You just picked up Onechanbara — excitement is in the air! Ready for some sexy, zombie-slaying action? Well, you're gonna have to wait. The game opens by forcing you to sit through a good five minutes of scrolling text featuring an incomprehensible story. Said text is poorly narrated by scantily-clad protagonist Aya, who is apparently the last descendant of an ancient bloodline. The dialogue begs to be taken seriously, yet after the lengthy dissertation, we cut to Aya relaxing in the shower while her half-sister, Saki, rests in the living room as she crawls half naked towards a TV displaying news of a zombie outbreak. I felt a mixture of guilt and horror as I continued to watch — feelings that would carry on as I witnessed each tasteless cut scene, never once letting up and allowing enjoyment of either the insipid cinematics or the game itself.
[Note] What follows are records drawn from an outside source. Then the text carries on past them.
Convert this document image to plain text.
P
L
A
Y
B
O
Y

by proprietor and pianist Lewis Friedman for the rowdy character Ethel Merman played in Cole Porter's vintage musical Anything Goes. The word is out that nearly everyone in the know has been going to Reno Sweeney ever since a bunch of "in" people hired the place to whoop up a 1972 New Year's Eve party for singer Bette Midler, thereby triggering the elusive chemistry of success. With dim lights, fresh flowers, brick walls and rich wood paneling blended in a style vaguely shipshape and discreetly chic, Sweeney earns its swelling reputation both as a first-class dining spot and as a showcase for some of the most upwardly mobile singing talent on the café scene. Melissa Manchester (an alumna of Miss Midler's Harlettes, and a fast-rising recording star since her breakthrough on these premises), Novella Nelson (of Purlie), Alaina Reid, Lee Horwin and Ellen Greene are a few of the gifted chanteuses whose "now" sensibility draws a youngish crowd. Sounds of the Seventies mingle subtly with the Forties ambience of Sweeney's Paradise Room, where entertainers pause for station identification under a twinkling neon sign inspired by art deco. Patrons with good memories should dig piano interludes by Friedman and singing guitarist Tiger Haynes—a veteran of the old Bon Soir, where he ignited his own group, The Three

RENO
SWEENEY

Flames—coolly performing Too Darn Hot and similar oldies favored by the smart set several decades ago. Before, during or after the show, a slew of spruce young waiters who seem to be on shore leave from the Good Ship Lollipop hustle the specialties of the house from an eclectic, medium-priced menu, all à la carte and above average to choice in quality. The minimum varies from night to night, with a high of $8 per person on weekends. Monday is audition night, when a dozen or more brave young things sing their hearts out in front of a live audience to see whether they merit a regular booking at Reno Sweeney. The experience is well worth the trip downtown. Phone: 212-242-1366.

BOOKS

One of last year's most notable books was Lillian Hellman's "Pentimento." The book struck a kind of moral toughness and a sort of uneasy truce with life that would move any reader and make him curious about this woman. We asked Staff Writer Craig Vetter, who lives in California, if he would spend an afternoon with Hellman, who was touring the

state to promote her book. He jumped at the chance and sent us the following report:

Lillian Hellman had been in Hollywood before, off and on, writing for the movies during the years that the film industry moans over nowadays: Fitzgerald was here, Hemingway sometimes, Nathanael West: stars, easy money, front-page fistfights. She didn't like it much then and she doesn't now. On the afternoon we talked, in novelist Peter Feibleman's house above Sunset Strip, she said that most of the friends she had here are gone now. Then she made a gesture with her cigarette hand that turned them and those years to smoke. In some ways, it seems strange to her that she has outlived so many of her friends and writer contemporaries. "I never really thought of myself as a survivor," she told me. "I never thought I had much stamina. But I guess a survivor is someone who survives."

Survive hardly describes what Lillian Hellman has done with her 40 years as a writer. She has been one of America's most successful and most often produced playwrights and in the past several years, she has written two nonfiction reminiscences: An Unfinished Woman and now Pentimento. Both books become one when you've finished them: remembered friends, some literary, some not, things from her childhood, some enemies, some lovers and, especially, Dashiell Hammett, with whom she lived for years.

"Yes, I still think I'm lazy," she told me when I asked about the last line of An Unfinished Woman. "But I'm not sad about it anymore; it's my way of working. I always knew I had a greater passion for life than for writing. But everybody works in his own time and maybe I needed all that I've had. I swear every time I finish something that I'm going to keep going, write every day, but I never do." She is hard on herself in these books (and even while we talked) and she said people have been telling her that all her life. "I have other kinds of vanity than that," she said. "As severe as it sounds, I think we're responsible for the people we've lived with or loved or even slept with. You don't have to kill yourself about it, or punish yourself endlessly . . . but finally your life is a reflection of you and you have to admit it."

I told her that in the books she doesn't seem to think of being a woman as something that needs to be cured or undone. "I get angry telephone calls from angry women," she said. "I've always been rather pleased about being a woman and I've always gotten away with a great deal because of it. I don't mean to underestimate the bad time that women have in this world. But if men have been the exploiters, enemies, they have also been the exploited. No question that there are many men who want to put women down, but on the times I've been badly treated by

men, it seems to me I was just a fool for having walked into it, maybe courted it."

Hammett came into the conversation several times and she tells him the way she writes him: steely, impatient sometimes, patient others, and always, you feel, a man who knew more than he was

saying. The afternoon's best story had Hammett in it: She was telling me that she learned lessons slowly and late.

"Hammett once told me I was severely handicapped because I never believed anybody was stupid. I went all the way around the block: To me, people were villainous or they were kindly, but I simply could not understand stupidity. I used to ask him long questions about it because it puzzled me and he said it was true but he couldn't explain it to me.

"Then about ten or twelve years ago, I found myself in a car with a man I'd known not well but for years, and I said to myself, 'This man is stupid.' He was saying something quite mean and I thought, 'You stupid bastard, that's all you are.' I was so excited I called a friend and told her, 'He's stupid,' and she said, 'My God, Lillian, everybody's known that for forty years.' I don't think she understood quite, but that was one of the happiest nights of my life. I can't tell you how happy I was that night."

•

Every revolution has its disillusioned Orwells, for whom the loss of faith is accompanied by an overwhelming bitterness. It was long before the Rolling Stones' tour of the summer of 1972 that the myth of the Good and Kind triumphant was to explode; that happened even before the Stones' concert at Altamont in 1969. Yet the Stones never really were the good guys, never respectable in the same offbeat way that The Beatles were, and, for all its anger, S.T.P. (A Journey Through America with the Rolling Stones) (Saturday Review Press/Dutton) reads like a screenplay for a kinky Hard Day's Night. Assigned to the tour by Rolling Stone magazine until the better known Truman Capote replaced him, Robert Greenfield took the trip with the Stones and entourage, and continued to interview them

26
Aya, Onechanbara's main character can only be described as some horrible mash-up between the campy atmosphere found at Chuck E. Cheese and the residue from thousands of sleazy stripper poles. The costume design is horrific and is in no way saved by the limited costume customisation — much less the horribly bland characters wearing said costumes (or lack there-of). I have nothing against scantily clad women — hell, Soul Calibur is one of my favourite games — but there is nothing exciting about badly rendered jail bait in a cowboy hat and feather boa. Unlike the Xbox 360 version, the Wii version has an excuse for the choppy graphics, seeing that the hardware can't support what the 360 can. In short, there's no excuse for the horrid amount of slowdown and terribly rendered visuals that plague Onechanbara.
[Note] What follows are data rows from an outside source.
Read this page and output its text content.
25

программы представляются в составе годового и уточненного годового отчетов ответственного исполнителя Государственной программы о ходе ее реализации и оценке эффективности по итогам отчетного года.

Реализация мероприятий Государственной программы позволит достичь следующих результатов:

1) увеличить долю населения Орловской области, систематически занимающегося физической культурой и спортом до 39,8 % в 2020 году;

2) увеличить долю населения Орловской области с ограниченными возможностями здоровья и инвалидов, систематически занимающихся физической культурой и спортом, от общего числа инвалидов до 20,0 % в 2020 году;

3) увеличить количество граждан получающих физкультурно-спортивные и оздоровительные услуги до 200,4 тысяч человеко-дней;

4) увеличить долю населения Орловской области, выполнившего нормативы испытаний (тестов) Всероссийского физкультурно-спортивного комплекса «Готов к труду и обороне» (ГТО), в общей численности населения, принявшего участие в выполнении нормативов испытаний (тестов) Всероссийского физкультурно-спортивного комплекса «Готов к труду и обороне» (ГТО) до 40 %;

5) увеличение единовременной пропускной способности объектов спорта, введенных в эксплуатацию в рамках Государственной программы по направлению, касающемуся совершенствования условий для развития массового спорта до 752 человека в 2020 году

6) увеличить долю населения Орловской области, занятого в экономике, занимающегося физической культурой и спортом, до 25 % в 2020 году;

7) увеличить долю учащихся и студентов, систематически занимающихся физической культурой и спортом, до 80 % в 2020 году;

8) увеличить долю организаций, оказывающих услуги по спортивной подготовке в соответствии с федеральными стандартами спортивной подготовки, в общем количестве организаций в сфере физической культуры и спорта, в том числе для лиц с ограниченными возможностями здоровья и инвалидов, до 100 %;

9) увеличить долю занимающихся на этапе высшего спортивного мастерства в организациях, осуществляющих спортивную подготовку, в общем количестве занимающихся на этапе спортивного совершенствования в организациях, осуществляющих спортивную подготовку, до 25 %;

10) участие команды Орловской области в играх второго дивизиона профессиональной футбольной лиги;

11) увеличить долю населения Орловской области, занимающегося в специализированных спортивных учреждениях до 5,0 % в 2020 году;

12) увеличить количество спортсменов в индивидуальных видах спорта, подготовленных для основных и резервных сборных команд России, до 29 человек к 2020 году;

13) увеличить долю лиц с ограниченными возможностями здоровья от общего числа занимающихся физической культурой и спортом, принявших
Everything You Never Wanted (And Less!)
The rapid movement that makes up the game's rushed action sequences is seizure inducing, which in all honesty would have been more welcoming than having to play the game. Characters are easily stuck in cramped, poorly designed environments that don't compensate for such quick movement. Running around aimlessly chapter to chapter decimating zombies with little to no effort, I found myself hoping to get face some sort of challenge or at least take damage from a menacing foe or two, but that time never came. I survived the entire game without coming close to dying even once, all while button mashing. As I approached the first boss (who resembled some sort of sloppy tumor) I was looking forward to a life-draining challenge, yet was able to button mash the monster to hell with nothing more than a scratch on my nubile, under-aged body. Each boss battle after that mirrored that experience: hack, slash, repeat.
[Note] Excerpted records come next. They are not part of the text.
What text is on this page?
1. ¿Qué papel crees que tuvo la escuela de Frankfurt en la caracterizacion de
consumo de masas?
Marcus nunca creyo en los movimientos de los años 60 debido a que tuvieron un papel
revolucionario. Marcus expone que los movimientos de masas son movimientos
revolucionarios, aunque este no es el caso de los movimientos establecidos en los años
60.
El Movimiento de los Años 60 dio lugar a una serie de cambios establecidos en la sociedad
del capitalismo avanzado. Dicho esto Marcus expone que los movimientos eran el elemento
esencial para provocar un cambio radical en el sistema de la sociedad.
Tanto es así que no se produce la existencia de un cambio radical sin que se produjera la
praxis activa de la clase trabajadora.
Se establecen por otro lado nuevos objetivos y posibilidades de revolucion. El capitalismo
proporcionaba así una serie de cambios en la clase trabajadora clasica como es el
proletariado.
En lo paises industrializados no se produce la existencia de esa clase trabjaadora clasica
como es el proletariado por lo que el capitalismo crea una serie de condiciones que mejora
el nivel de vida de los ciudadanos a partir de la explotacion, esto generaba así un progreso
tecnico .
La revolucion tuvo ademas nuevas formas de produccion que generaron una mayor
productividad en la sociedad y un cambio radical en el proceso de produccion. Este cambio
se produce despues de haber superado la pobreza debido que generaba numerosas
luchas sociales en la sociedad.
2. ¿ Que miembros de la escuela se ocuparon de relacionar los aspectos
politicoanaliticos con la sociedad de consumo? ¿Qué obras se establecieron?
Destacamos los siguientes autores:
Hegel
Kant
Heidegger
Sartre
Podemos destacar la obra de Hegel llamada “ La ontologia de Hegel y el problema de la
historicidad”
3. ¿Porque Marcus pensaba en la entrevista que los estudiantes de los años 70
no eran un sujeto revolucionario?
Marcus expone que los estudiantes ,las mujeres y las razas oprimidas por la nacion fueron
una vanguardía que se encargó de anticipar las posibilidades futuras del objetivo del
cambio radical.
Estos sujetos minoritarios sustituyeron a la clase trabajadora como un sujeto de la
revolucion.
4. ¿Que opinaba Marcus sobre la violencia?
The variety of enemies is small and unimaginative. Think of run of the mill zombies and crows and that is what takes up the majority of the game. Survival mode is easier to stomach than story mode due to the, you know, absence of any story. The gameplay is exactly the same however, which is quite disappointing. Onechanbara's music compliments the bad graphics and cheesy design of the game. It seemingly has retro porn roots and fails to get better as you progress through the mindless bloodbath. The one redeeming quality of the game is the interactive loading screen which is a sprite based game reminiscent of Splatterhouse and is sadly more satisfying than the game itself. Still — after having to sit through countless hours of loading, even the sprite zombie game gets tiring.
Is it over?
So, let's review: mindless story? Check. Unlikable characters? Check. Insulting graphics? You name it, Onechanbara's got ample, under-aged amounts of it. Leaving you with a bad taste in your mouth and an unwashable feeling of downright sleaziness, Onechanbara can be simulated by checking into a shady motel. Where'd that stain on the comforter come from? Just like Onechanbara, some things are better left ignored.